What is Decred (DCR)?
Decred (DCR) is the native cryptocurrency for the blockchain of the same name. Short for “Decentralized Credit”, Decred stands to be a fully decentralized and autonomous digital currency. It prioritizes community input and uses an open, decentralized governance model. The most accurate Decred price information can be viewed in the chart above.
Who Founded Decred?
Decred is an open-source project under Company 0, a cryptocurrency software development firm. The company is spearheaded by Jake Yocom-Piatt. He’s a blockchain developer who has been involved with numerous Bitcoin-related projects, including the development of the Daemon Lightning Network and the btcsuite software.
Decred officially launched in February 2016. At the time, the DCR price was around $1.5. The Decred coin’s volatility was relatively low during its first year in the market, with the value generally balancing within the $0.50-$2.5 range.
The goal of Decred is to provide a fully decentralized and autonomous cryptocurrency, as the team behind it found that Bitcoin was straying further away from its decentralization. Some of the concerns that Yocom-Piatt had regarding Bitcoin were the technical difficulties and the amount of control that Proof-of-Work (PoW) miners have.
Since 2016, Decred has shown some significant volatility, with frequent fluctuations upwards and downwards. It marked the beginning of 2018 with the DCR price hitting $100 for the first time, with a short-lived decline in the spring before the value hiked back up in May.
What Are the Features of Decred?
Decred was developed as Bitcoin’s spiritual successor set to improve the decentralization of the older asset. As such, the overall supply of decred has a hard cap of 21 million. The coin is deflationary. As the supply becomes more scarce, the Decred price is expected to steadily increase.

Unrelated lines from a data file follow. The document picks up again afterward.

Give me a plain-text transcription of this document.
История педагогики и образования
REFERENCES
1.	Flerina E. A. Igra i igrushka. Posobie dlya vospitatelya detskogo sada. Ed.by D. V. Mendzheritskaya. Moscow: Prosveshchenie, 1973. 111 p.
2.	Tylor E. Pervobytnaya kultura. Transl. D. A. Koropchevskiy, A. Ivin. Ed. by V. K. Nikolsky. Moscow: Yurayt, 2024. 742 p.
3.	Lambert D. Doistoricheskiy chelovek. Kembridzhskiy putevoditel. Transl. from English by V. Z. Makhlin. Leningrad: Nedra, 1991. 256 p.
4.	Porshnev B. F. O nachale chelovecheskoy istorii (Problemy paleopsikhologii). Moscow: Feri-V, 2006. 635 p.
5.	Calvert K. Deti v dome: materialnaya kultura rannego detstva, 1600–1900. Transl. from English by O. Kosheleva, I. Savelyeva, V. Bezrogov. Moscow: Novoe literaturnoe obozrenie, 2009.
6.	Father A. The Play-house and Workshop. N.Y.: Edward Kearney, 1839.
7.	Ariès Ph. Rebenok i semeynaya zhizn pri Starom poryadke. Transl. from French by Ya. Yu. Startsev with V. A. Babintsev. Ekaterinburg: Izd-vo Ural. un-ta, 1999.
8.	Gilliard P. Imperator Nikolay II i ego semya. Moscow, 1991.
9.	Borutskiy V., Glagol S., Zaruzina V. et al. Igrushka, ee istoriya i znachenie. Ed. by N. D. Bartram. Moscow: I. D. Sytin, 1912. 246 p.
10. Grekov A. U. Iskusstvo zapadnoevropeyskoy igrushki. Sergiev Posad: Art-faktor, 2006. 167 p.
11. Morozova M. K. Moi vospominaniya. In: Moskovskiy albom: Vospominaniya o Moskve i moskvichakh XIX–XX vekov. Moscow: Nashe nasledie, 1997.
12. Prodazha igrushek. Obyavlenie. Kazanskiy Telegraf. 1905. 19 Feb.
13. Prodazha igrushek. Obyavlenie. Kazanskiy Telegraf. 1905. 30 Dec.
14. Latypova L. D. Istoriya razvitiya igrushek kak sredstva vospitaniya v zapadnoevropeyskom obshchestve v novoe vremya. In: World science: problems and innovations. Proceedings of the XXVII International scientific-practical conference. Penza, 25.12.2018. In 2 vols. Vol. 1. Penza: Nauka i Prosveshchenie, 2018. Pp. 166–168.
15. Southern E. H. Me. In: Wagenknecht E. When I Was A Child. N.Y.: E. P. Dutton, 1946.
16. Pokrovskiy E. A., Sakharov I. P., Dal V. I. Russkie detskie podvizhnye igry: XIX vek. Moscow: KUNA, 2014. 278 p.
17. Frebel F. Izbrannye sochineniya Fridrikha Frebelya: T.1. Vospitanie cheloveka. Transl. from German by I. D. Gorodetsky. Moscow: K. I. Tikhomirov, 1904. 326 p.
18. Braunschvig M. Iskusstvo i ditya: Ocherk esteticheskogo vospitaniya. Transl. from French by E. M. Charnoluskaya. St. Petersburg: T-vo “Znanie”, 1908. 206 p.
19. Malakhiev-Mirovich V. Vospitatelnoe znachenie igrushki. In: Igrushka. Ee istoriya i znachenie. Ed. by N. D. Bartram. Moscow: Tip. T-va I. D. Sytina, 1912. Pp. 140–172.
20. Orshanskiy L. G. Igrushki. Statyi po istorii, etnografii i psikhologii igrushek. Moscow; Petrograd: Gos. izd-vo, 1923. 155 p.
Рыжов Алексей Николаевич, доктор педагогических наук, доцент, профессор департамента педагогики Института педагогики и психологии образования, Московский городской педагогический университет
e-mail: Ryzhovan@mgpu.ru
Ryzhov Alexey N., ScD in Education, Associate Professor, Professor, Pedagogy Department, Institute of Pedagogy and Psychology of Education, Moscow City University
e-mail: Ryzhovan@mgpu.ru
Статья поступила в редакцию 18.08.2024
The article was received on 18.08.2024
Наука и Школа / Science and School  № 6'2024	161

The Decred system aims to reduce the chances of a monopoly forming to a minimum. This is done by ensuring all Decred token holders have an equal amount of power and influence. This is reinforced by the key utilities of Decred – governance and node operations.
Compared to Bitcoin, Decred is a smaller-scale asset. It has been somewhat susceptible to the market trends set by Bitcoin, although there are some notable differences. For example, when Bitcoin reached its, at the time, record-high in November 2021, the Decred price was actually on the decline, having fallen from its 2021 peak of $250 to roughly $100.
Decred uses a hybrid consensus mechanism that combines Proof-of-Work (PoW) with Proof-of-Stake (PoS). This was done as a direct solution to the concerns of PoW miners having too much decision-making power that Yocom-Piatt voiced.
The hybrid PoW/PoS mechanism prevents any one miner from taking over the large majority of the network transactions. Both stakeholders and PoW miners are eligible to block rewards. However, miners receive 60% of the awards, stakeholders receive 30%, and the remaining 10% is held in the Decred Treasure for future project expenses.
The PoW technology works following the same principle as in other blockchains. Miners validate transaction data and add new blocks to the chain. However, the PoS side of the algorithm introduces a new mechanic of voting using tickets.
Users can obtain voting tickets by staking their Decred coins. Then, the tickets are called to participate in a vote randomly. The voting occurs on-chain and is used to make decisions on protocol changes and updates. The proposals can be submitted by any member of the Decred crypto community.
The Decred price for the ticket is adjusted algorithmically for every 144 blocks or every 12 hours. Each user can vote using no more than a single ticket within a server. Tickets are stored in digital wallets. The wallet must be online to cast the vote, otherwise, the ticket is marked as “missed”.
Decentralized governance is one of the key functions that keep the Decred network running. The team emphasizes the importance and power of the Decred community – all transactions are confirmed by the token holders, and changes to the system cannot be made without a governance vote.